Durant le confinement, les drive-fermiers ont connu une fréquentation exponentielle, le fameux circuit-court défendu par le syndicat majoritaire. "Je regrette qu’ils (la FDSEA ndlr) surfent là-dessus." Dans le drive de Vouziers, les paniers hebdomadaires sont passés durant la période de 70 à 130 par semaine. "C’est de bonne guerre que de communiquer sur le côté proximité, développe Etienne Lanoue. Mais c’est un paradoxe aussi quand on sait que la moitié de la production agricole part à l’étranger."

"On ne surfe sur rien du tout, se défend Hervé Lapie. C'est une campagne qui a été décidée au niveau national en novembre 2009, effectivement au moment où l'agriculture était attaquée, et que nous ne réalisons dans la Marne que maintenant. Mais il reste, aujourd'hui comme hier, très important d'expliquer aux gens que certains des produits qu'ils consomment sont faits tout près de chez eux, de leur expliquer comment ils sont faits et qu'ils peuvent aider leurs agriculteurs locaux. Nous défendons l'agriculture et les agriculteurs en général. D'ailleurs, sur les banderoles de cette campagne, dans la Marne, nous n'avons pas fait imprimer le logo de la FDSEA."

Pour bien comprendre les choses, il faut recontextualiser. La FNSEA (Fédération nationale qui regroupe les FDSEA départementales) est le syndicat le mieux représenté en France. "Rien d'étonnant donc à ce que les chambres d’agriculture soient associées aux opérations de promotion et de communication", explique la Confédération paysanne.

Dans la Marne comme dans beaucoup d'autres territoires, la FDSEA est ainsi majoritaire chez les agriculteurs. Jusque dans les drive-fermiers du département, de l’ordre de 80 % selon nos informations. Mais ce n’est pas partout pareil.  Dans l’Aveyron par exemple, la confédération paysanne est majoritaire alors qu'elle ne représente que 6% des 10.000 exploitants marnais.
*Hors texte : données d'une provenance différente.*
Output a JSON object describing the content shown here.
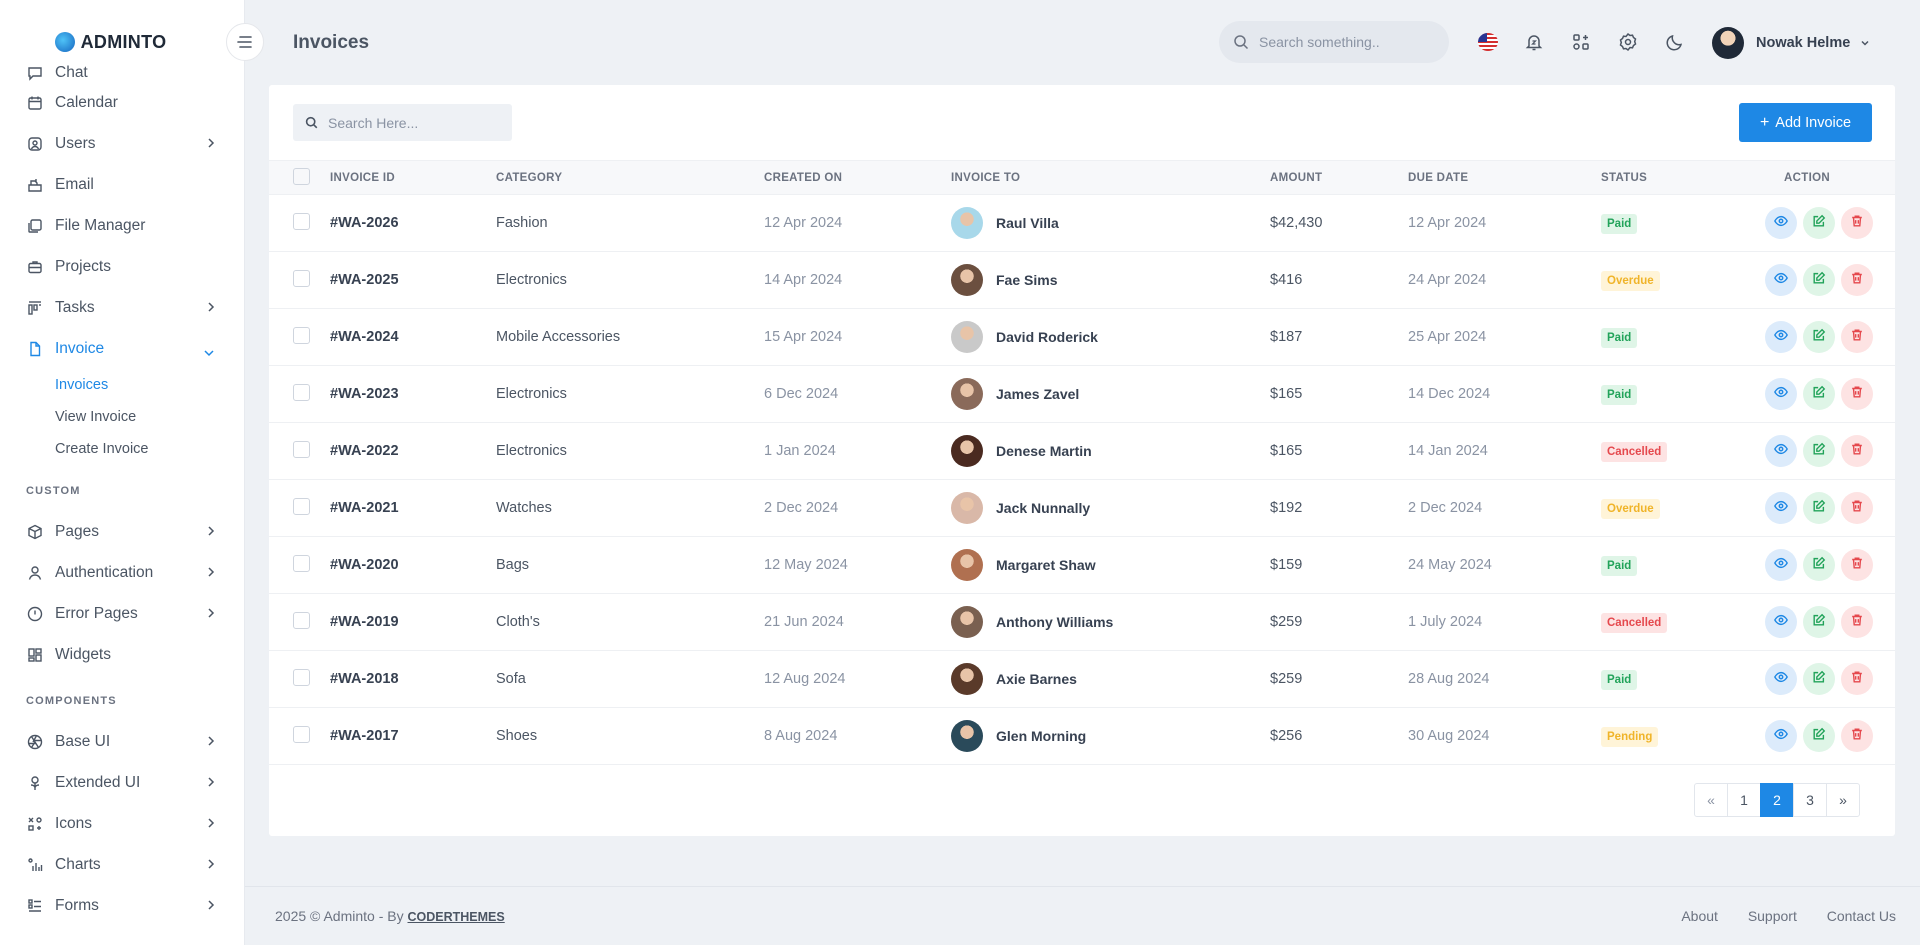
{
  "brand": {
    "name": "ADMINTO"
  },
  "header": {
    "title": "Invoices",
    "search_placeholder": "Search something..",
    "user_name": "Nowak Helme"
  },
  "sidebar": {
    "top_partial": "Chat",
    "items": [
      {
        "label": "Calendar",
        "icon": "calendar-icon",
        "chevron": false
      },
      {
        "label": "Users",
        "icon": "user-circle-icon",
        "chevron": true
      },
      {
        "label": "Email",
        "icon": "email-icon",
        "chevron": false
      },
      {
        "label": "File Manager",
        "icon": "folder-icon",
        "chevron": false
      },
      {
        "label": "Projects",
        "icon": "briefcase-icon",
        "chevron": false
      },
      {
        "label": "Tasks",
        "icon": "tasks-icon",
        "chevron": true
      },
      {
        "label": "Invoice",
        "icon": "file-icon",
        "chevron": true
      }
    ],
    "invoice_sub": [
      "Invoices",
      "View Invoice",
      "Create Invoice"
    ],
    "section_custom": "CUSTOM",
    "custom_items": [
      {
        "label": "Pages",
        "icon": "box-icon"
      },
      {
        "label": "Authentication",
        "icon": "user-icon"
      },
      {
        "label": "Error Pages",
        "icon": "alert-circle-icon"
      },
      {
        "label": "Widgets",
        "icon": "widgets-icon"
      }
    ],
    "section_components": "COMPONENTS",
    "component_items": [
      {
        "label": "Base UI",
        "icon": "aperture-icon"
      },
      {
        "label": "Extended UI",
        "icon": "flower-icon"
      },
      {
        "label": "Icons",
        "icon": "icons-icon"
      },
      {
        "label": "Charts",
        "icon": "chart-icon"
      },
      {
        "label": "Forms",
        "icon": "forms-icon"
      }
    ]
  },
  "table": {
    "search_placeholder": "Search Here...",
    "add_label": "Add Invoice",
    "columns": [
      "INVOICE ID",
      "CATEGORY",
      "CREATED ON",
      "INVOICE TO",
      "AMOUNT",
      "DUE DATE",
      "STATUS",
      "ACTION"
    ],
    "rows": [
      {
        "id": "#WA-2026",
        "category": "Fashion",
        "created": "12 Apr 2024",
        "to": "Raul Villa",
        "amount": "$42,430",
        "due": "12 Apr 2024",
        "status": "Paid",
        "avatar": "#a8d8ea"
      },
      {
        "id": "#WA-2025",
        "category": "Electronics",
        "created": "14 Apr 2024",
        "to": "Fae Sims",
        "amount": "$416",
        "due": "24 Apr 2024",
        "status": "Overdue",
        "avatar": "#6b4f3f"
      },
      {
        "id": "#WA-2024",
        "category": "Mobile Accessories",
        "created": "15 Apr 2024",
        "to": "David Roderick",
        "amount": "$187",
        "due": "25 Apr 2024",
        "status": "Paid",
        "avatar": "#c9c9c9"
      },
      {
        "id": "#WA-2023",
        "category": "Electronics",
        "created": "6 Dec 2024",
        "to": "James Zavel",
        "amount": "$165",
        "due": "14 Dec 2024",
        "status": "Paid",
        "avatar": "#8a6a5a"
      },
      {
        "id": "#WA-2022",
        "category": "Electronics",
        "created": "1 Jan 2024",
        "to": "Denese Martin",
        "amount": "$165",
        "due": "14 Jan 2024",
        "status": "Cancelled",
        "avatar": "#4a2a20"
      },
      {
        "id": "#WA-2021",
        "category": "Watches",
        "created": "2 Dec 2024",
        "to": "Jack Nunnally",
        "amount": "$192",
        "due": "2 Dec 2024",
        "status": "Overdue",
        "avatar": "#d9b8a8"
      },
      {
        "id": "#WA-2020",
        "category": "Bags",
        "created": "12 May 2024",
        "to": "Margaret Shaw",
        "amount": "$159",
        "due": "24 May 2024",
        "status": "Paid",
        "avatar": "#b07050"
      },
      {
        "id": "#WA-2019",
        "category": "Cloth's",
        "created": "21 Jun 2024",
        "to": "Anthony Williams",
        "amount": "$259",
        "due": "1 July 2024",
        "status": "Cancelled",
        "avatar": "#7a6050"
      },
      {
        "id": "#WA-2018",
        "category": "Sofa",
        "created": "12 Aug 2024",
        "to": "Axie Barnes",
        "amount": "$259",
        "due": "28 Aug 2024",
        "status": "Paid",
        "avatar": "#5a3a2a"
      },
      {
        "id": "#WA-2017",
        "category": "Shoes",
        "created": "8 Aug 2024",
        "to": "Glen Morning",
        "amount": "$256",
        "due": "30 Aug 2024",
        "status": "Pending",
        "avatar": "#2a4a5a"
      }
    ]
  },
  "pagination": {
    "prev": "«",
    "pages": [
      "1",
      "2",
      "3"
    ],
    "current": "2",
    "next": "»"
  },
  "footer": {
    "copyright": "2025 © Adminto - By",
    "brand_link": "CODERTHEMES",
    "links": [
      "About",
      "Support",
      "Contact Us"
    ]
  },
  "colors": {
    "accent": "#1e88e5",
    "paid": "#22a35a",
    "overdue": "#f0b429",
    "cancelled": "#e5484d"
  }
}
Autant dire que, dans la Marne, elle est inaudible.

 

Un syndicat trop puissant ?

Certains, sous couvert d’anonymat, n’hésitent pas à affirmer que, dans beaucoup de territoires français, la FNSEA fixerait ainsi ses règles à tous, confortée par sa puissance. "Nous, Confédération paysanne, on manque de visibilité, nous ne sommes pas adossés aux chambres départementales d’agriculture et ne communiquons pas aussi bien que d’autres", reconnaît pour sa part Etienne Lanoue.

Pour cet autre agriculteur de Champagne-Ardenne, qui a demandé à ne pas être cité, la reconquête du consommateur est une bonne chose. Pour autant, il ne croit pas trop à ces banderoles au bord des routes. Et d’expliquer :" je dois faire attention à ce que je dis. Je n’appartiens à aucun syndicat agricole, j’estime qu’il y a de la récupération, le circuit-court, le bien-manger ne devrait pas être l’apanage d’un syndicat".

Il fait pourtant la différence entre FNSEA et Jeunes agriculteurs. "On n’a jamais vu la FNSEA oeuvrer pour les petits producteurs. Mais pour les grands projets industriels, ils sont toujours là." Un sentiment partagé par Etienne Lanoue qui estime que la FNSEA est acoquinée avec les grands groupes agro-industriels. Les Jeunes agriculteurs ont plus de grâce aux yeux de notre interlocuteur, "ils viennent en aide aux « petits »"

Des affirmations qu'Hervé Lapie qualifie de "clichés visant à créer la confusion. Au niveau national, nous avons parmi nos adhérents 8% d'agriculteurs bios, 25% de producteurs d'énergies vertes et 30% qui sont en circuits courts", rappelle le président de la FDSEA pour la Marne et le Grand Est.

Reste que, globalement, à côté de la FNSEA, certains syndicats agricoles peinent à exister et à se faire entendre y compris au plus haut sommet de l'Etat, comme le constataient déjà en 2015 nos confrères de Libération.